With UML, from what I can gather, it seems like you get none of that. You either draw on paper or a whiteboard which obviously makes the formatting a manual process. At least a whiteboard is easier to erase and redraw something than paper, but I'm still very slow at drawing stuff out, and I find myself either spending too much time making sure my boxes and lines are neat and nice, or I end up with an incredibly messy drawing. With Visio or other diagramming tools, you get nice straight lines, but you still get to worry about the niggly things like where to place your bubbles and boxes, how to arrange your arrows. Should it flow from left to right or top to bottom or just have a spaghetti mess of boxes and arrows all over the place? Not to mention there is nothing to verify that you are using proper UML syntax, and that you haven't left anything basic to a coherent design out. I find that having to think about all these details distracts me from the actual design work. Then, once you've painstakingly drawn it all out in one tool, you are stuck with that tool. Want to share your design with someone else? Sure, you can print it (did you draw it so that it fits nicely on letter size sheets of paper?), or export it to a PDF, but if someone else wants to edit the diagrams, they need to use the same tool you did. Let's not even mention collaborative design editing and revision control.
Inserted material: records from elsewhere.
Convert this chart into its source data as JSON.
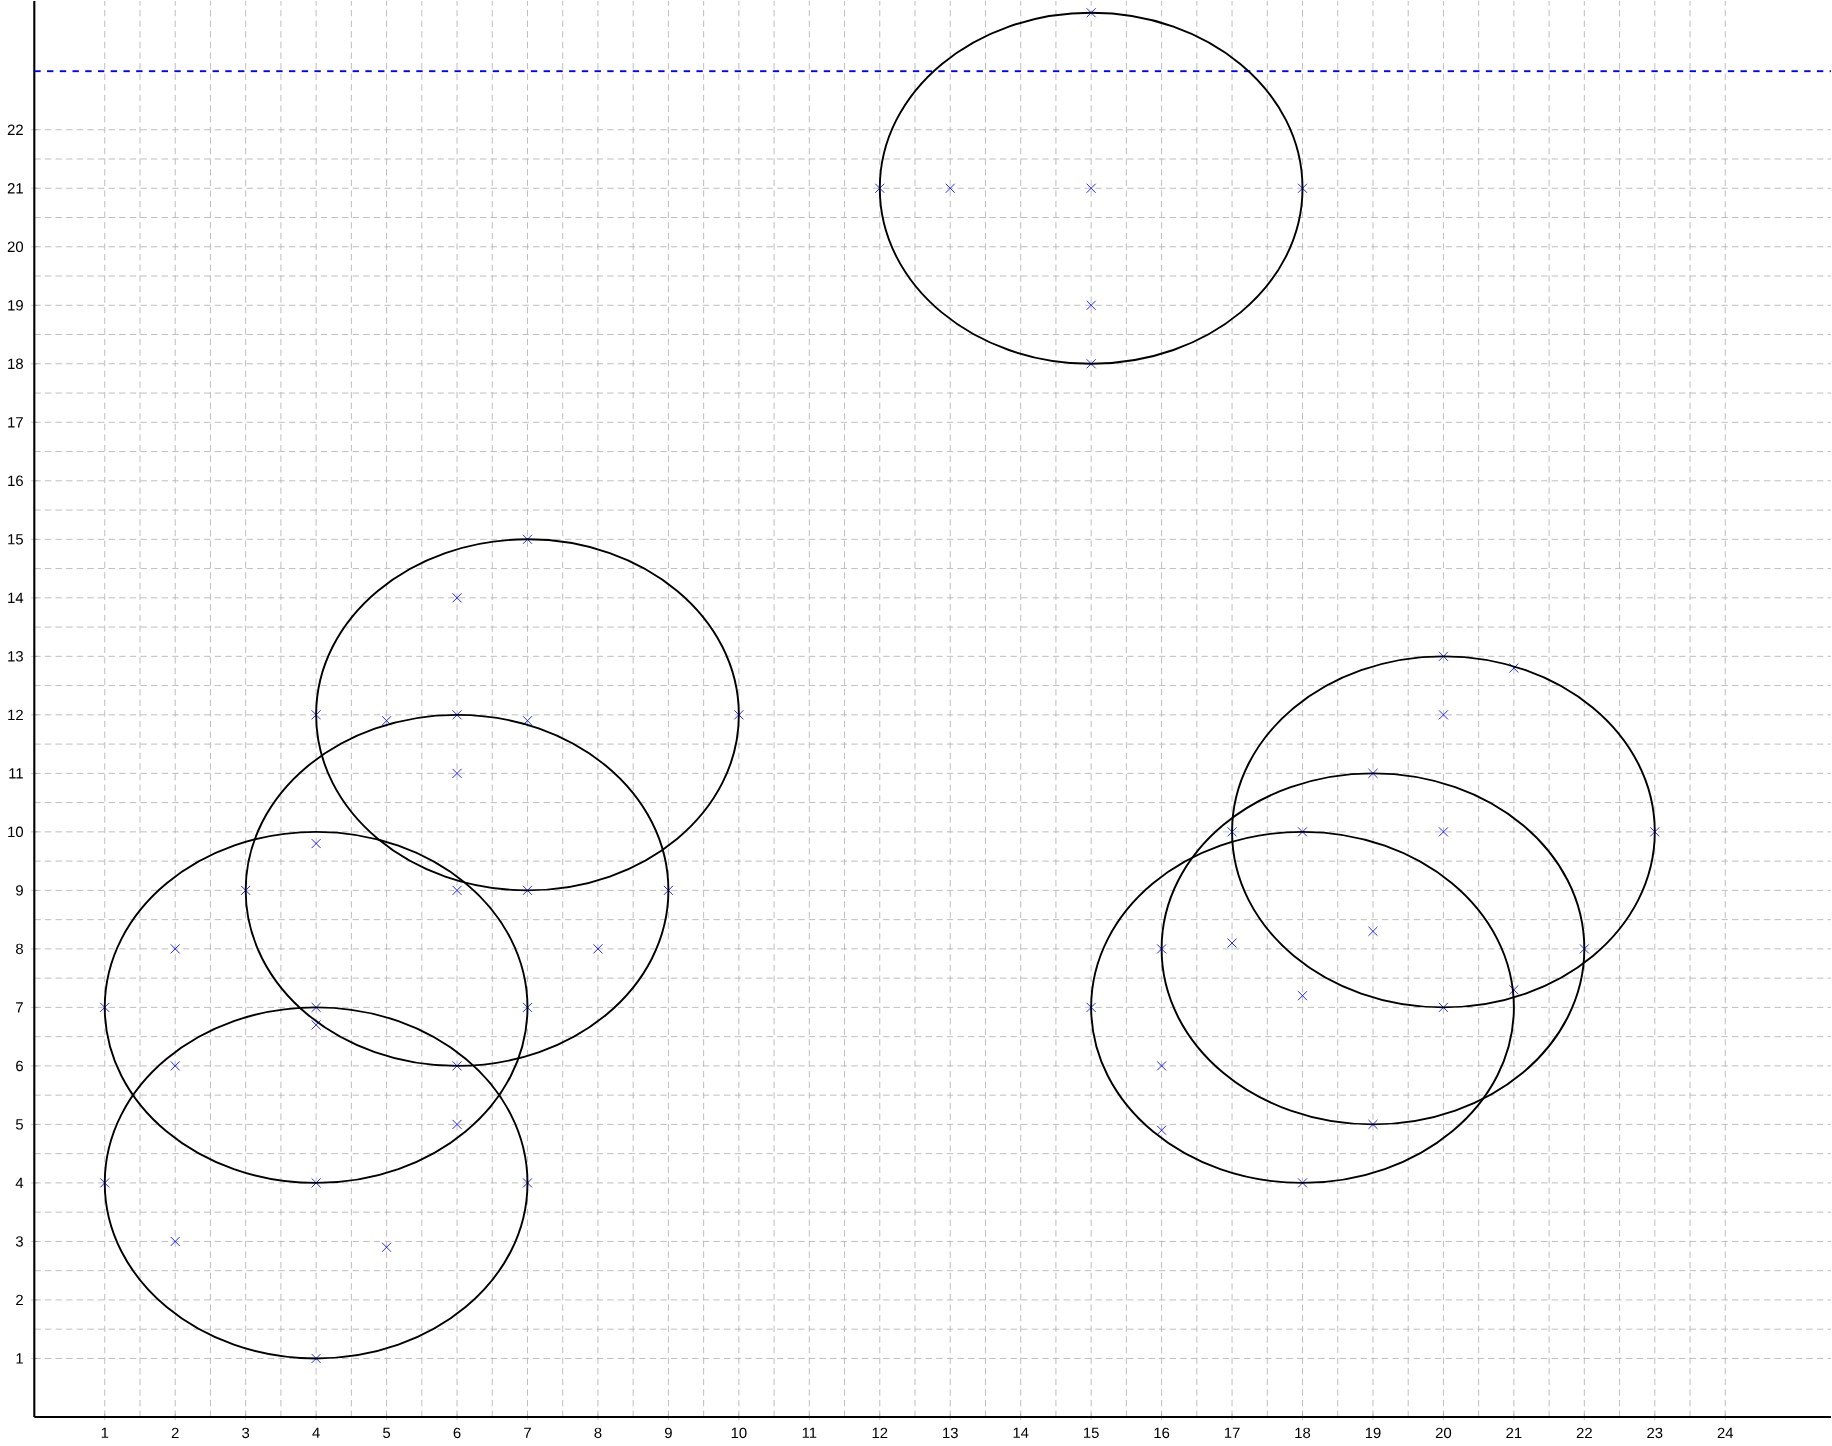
{
  "chart_data": {
    "type": "scatter",
    "marker": "cross",
    "grid": true,
    "xlim": [
      0,
      25.5
    ],
    "ylim": [
      0,
      24.2
    ],
    "xticks": [
      1,
      2,
      3,
      4,
      5,
      6,
      7,
      8,
      9,
      10,
      11,
      12,
      13,
      14,
      15,
      16,
      17,
      18,
      19,
      20,
      21,
      22,
      23,
      24
    ],
    "yticks": [
      1,
      2,
      3,
      4,
      5,
      6,
      7,
      8,
      9,
      10,
      11,
      12,
      13,
      14,
      15,
      16,
      17,
      18,
      19,
      20,
      21,
      22
    ],
    "ref_lines": [
      {
        "axis": "y",
        "value": 23,
        "color": "#0000ff",
        "line_style": "dashed"
      }
    ],
    "series": [
      {
        "color": "#0000ff",
        "x": [
          2,
          4,
          5,
          2,
          2,
          4,
          6,
          6,
          8,
          6,
          5,
          6,
          7,
          13,
          15,
          15,
          16,
          16,
          17,
          18,
          19,
          19,
          20,
          20,
          21,
          21,
          1,
          7,
          4,
          1,
          7,
          4,
          3,
          9,
          6,
          4,
          10,
          7,
          7,
          12,
          18,
          15,
          15,
          15,
          18,
          18,
          16,
          22,
          19,
          17,
          23,
          20,
          20,
          6,
          4
        ],
        "values": [
          3,
          4,
          2.9,
          6,
          8,
          7,
          5,
          9,
          8,
          11,
          11.9,
          14,
          11.9,
          21,
          21,
          19,
          4.9,
          6,
          8.1,
          7.2,
          8.3,
          11,
          10,
          12,
          12.8,
          7.3,
          4,
          4,
          1,
          7,
          7,
          9.8,
          9,
          9,
          6,
          12,
          12,
          9,
          15,
          21,
          21,
          18,
          24,
          7,
          4,
          10,
          8,
          8,
          5,
          10,
          10,
          7,
          13,
          12,
          6.7
        ]
      }
    ]
  }
}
Despite all this, Glennan Carnie from Feabhas told a very convincing story this week. I came into this course very skeptical, and for the most part he had an answer for all of my concerns. And pretty good answers too. In a short, intense, week-long course it's hard to evaluate whether everything he says is really practical and useful in the real world, but the way he tells it I'm at a point where I'd be willing to give it a try...I mean, have a go at it (did I mention Glen is British?).
This course was not at all what I expected. Glennan freely pointed out all the flaws, idiosyncrasies, and shortcomings of the UML standard, other UML proponents, and even his own lecture slides. He made sure to point out more than once that UML is no silver bullet and that design is still difficult to get right. Instead of presenting UML in glowing worshipful tones, he presented it as a useful tool that can help you systematically design an entire object oriented software system. A tool which can be used to design first at a high level, ignoring implementation details, and then which can be used to refine the design down in a number of steps all the way to the nitty-gritty details of deciding how big a message queue is needed to communicate between two threads, and what the format of the message should be. It's very impressive.
Still, I wonder how it would work to go from an ideal solution to the heavily constrained designs that are needed for my work. Low-level ASIC driver stuff would be an interesting case-study. Too bad we didn't have more time with him to get into some of our own stuff like that.